Hoy somos testigos de cómo los retrocesos democráticos impulsados por las fuerzas conservadoras y el capital devienen en una ofensiva contra la clase trabajadora, las mujeres, los movimientos campesinos, indígenas, afrodescendientes, y se manifiestan en cambios de políticas para revertir los avances logrados en la agenda de derechos y en ataques misóginos, patriarcales y machistas. Asimismo se busca consolidar la usurpación y devastación de los territorios, la mercantilización y financierización de la naturaleza, al tiempo que se recrudece la persecución y criminalización de los movimientos que resisten la negación de derechos, la destrucción de los medios de sustento y la apropiación de los bienes comunes.

La defensa de la democracia y la soberanía nos exige oponernos al marco jurídico neoliberal, expresado en los tratados de libre comercio y de inversiones, que le da todo el poder a las transnacionales. En nombre de la desregulación se imponen cada vez más normativas, ya no en función del bienestar colectivo sino para limitar las potestades de los Estados de definir políticas públicas en función de interés público y atentar contra los derechos de los pueblos y acaparar territorios.

Aquellas disposiciones que los países del Norte no lograron imponer con facilidad en la Organización Mundial del Comercio (OMC) por oposición o resistencia de los países del Sur, hoy constituyen el núcleo central de los textos de los Tratados Comerciales Megarregionales que se están negociando.

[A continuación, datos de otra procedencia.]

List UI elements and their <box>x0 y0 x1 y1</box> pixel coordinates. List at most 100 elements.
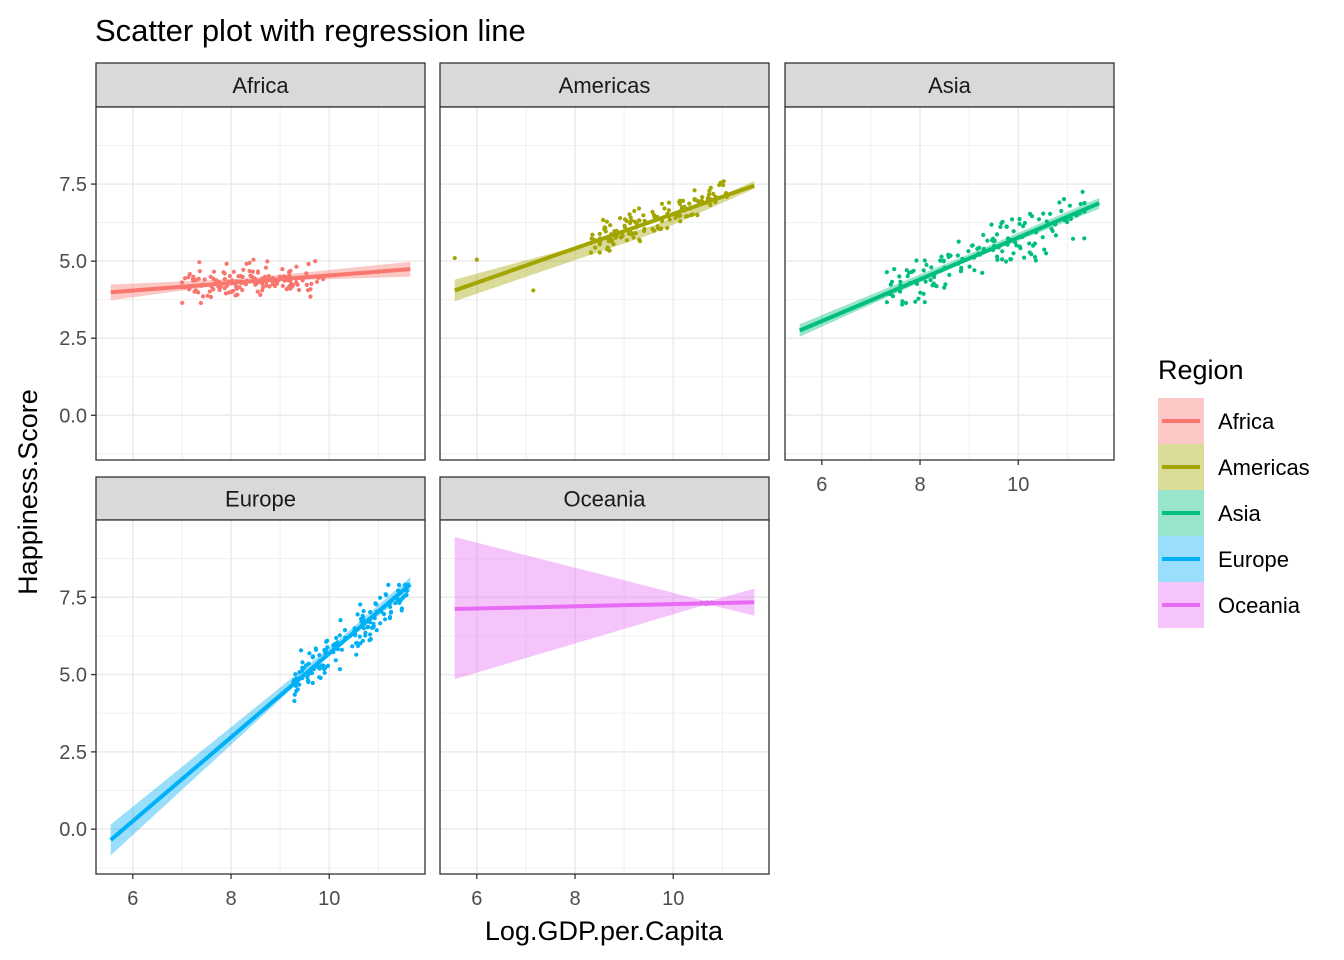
data-point <box>898 279 903 284</box>
x-tick-label: 6 <box>816 474 827 496</box>
data-point <box>705 195 711 200</box>
data-point <box>1022 220 1027 226</box>
data-point <box>307 651 312 656</box>
data-point <box>374 602 379 607</box>
data-point <box>666 208 672 213</box>
data-point <box>350 644 355 649</box>
data-point <box>314 279 320 284</box>
data-point <box>1027 250 1032 255</box>
data-point <box>292 692 297 697</box>
data-point <box>222 277 227 282</box>
data-point <box>998 224 1003 229</box>
data-point <box>692 188 697 193</box>
data-point <box>589 236 594 241</box>
legend-entry-americas: Americas <box>1158 444 1310 490</box>
data-point <box>679 205 685 210</box>
data-point <box>1070 236 1076 241</box>
y-tick-label: 7.5 <box>59 174 87 196</box>
data-point <box>985 238 990 243</box>
data-point <box>310 680 315 686</box>
data-point <box>628 221 633 226</box>
regression-line-americas <box>454 183 755 293</box>
data-point <box>317 664 322 669</box>
data-point <box>378 595 383 600</box>
data-point <box>296 287 302 293</box>
data-point <box>270 282 275 287</box>
data-point <box>611 242 616 247</box>
data-point <box>622 223 627 228</box>
data-point <box>306 261 311 267</box>
x-tick-label: 8 <box>569 888 580 910</box>
data-point <box>308 294 313 299</box>
data-point <box>717 182 722 188</box>
data-point <box>1004 224 1009 229</box>
data-point <box>381 612 387 617</box>
data-point <box>708 202 713 208</box>
data-point <box>187 287 192 292</box>
data-point <box>266 274 271 279</box>
data-point <box>1078 201 1083 207</box>
data-point <box>389 609 394 615</box>
data-point <box>386 582 391 588</box>
legend-entry-africa: Africa <box>1158 398 1275 444</box>
data-point <box>198 300 203 306</box>
data-point <box>1082 236 1087 241</box>
data-point <box>255 289 260 294</box>
data-point <box>678 219 683 224</box>
x-tick-label: 8 <box>914 474 925 496</box>
data-point <box>659 226 664 231</box>
data-point <box>211 269 217 274</box>
x-tick-label: 10 <box>662 888 684 910</box>
data-point <box>531 288 536 293</box>
data-point <box>995 254 1000 259</box>
data-point <box>399 606 404 611</box>
data-point <box>366 624 371 630</box>
data-point <box>217 287 222 292</box>
data-point <box>251 257 256 262</box>
x-tick-label: 8 <box>225 888 236 910</box>
data-point <box>387 614 393 620</box>
data-point <box>321 663 326 668</box>
data-point <box>337 633 342 638</box>
legend-label: Oceania <box>1218 593 1301 618</box>
data-point <box>608 223 613 228</box>
data-point <box>334 635 339 641</box>
data-point <box>906 270 912 275</box>
y-tick-label: 5.0 <box>59 251 87 273</box>
data-point <box>991 239 996 244</box>
data-point <box>627 212 632 217</box>
data-point <box>1067 203 1072 208</box>
panel-border <box>95 106 426 461</box>
data-point <box>294 280 299 285</box>
data-point <box>624 238 630 243</box>
data-point <box>1048 211 1053 216</box>
y-axis-title: Happiness.Score <box>13 389 43 595</box>
data-point <box>305 675 310 680</box>
data-point <box>995 257 1000 262</box>
data-point <box>900 302 905 307</box>
legend-label: Europe <box>1218 547 1289 572</box>
data-point <box>922 258 927 263</box>
data-point <box>396 582 402 588</box>
data-point <box>1009 257 1014 262</box>
data-point <box>253 282 258 287</box>
data-point <box>363 630 368 635</box>
data-point <box>923 279 928 284</box>
data-point <box>967 264 972 269</box>
data-point <box>1053 233 1058 238</box>
data-point <box>308 287 313 292</box>
data-point <box>938 258 943 263</box>
data-point <box>1044 251 1049 256</box>
data-point <box>989 222 994 227</box>
data-point <box>1011 251 1016 256</box>
data-point <box>357 634 362 639</box>
data-point <box>338 618 343 623</box>
facet-strip <box>95 62 426 108</box>
data-point <box>975 246 980 251</box>
data-point <box>313 646 318 651</box>
data-point <box>905 274 910 279</box>
data-point <box>693 198 699 203</box>
data-point <box>980 270 985 275</box>
data-point <box>1057 200 1062 205</box>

La capacidad de los Estados de definir y dirigir sus políticas públicas se ve cuestionada y constreñida por el alcance de los dichos acuerdos y sus disposiciones y definiciones, que se pretenden como el nuevo 'patrón oro' universal en materia de legislación internacional.

Ejemplo de ello son los capítulos que apuntan a la liberalización a ultranza de las compras públicas para no permitir a los Estados disponer de este instrumento para promover el desarrollo de la producción local, o de los servicios para permitir que el capital transnacional pase a controlar este sector fundamental de nuestras sociedades y economías y acabar con el papel del Estado en la prestación de servicios públicos y por ende de garantizar la realización de derechos fundamentales.

A ello se suman otros capítulos que pretenden, por ejemplo, debilitar a las empresas del Estado e imposibilitar que las mismas sean utilizadas como instrumentos de desarrollo y promoción de la justicia social, o que van en detrimento de la soberanía en el establecimiento de la política pública, como el de transparencia, que exige que antes de que se aprueben nuevas leyes o normativas, las mismas deben ser sometidas a consulta y a las opiniones y preocupaciones de las «partes interesadas», léase el sector privado y las empresas transnacionales. Por su parte, la coherencia regulatoria busca garantizar que las normas sean las mismas en todos los países para facilitar el control transnacional de las cadenas de valor y encadenar nuestro futuro a los intereses de las empresas transnacionales.

No sólo los tratados de libre comercio cuestionan el margen de maniobra en materia de política pública de los Estados, sino también los Tratados Bilaterales de Inversiones, en los que se abusa de la definición de inversión y expropiación para incluir cualquier tipo de actividad o proyecto de los inversionistas extranjeros, y calificar como expropiación cualquier política pública, medida gubernamental o decisión de la justicia que sea percibida por las transnacionales como atentatoria contra sus expectativas de ganancia.

Ya tenemos numerosas experiencias en nuestros países de demandas de las empresas transnacionales contra los Estados ante tribunales arbitrales transnacionales como el CIADI, que nos colocan en alerta y en pie de lucha y nos exigen oponernos con vehemencia al inmenso poder que adquiere el capital transnacional a quien se le garantiza el derecho a cuestionar las políticas públicas si consideran que las mismas atentan contra sus ganancias.

Pero existen vientos que nos alientan a seguir. La reciente salida de Uruguay de las negociaciones del Acuerdo sobre el Comercio de Servicios (TISA) como resultado del análisis, denuncia y movilización de la clase trabajadora organizada en el PIT-CNT, organizaciones sociales que trabajan en pos de la justicia social y ambiental e intelectuales y académicos comprometidos y de la decisión democrática y consciente del Frente Amplio, es una muestra de que los pueblos están preparados para dilucidar las implicancias de los nuevos tratados megarregionales y exigir a los gobiernos la defensa del bien común.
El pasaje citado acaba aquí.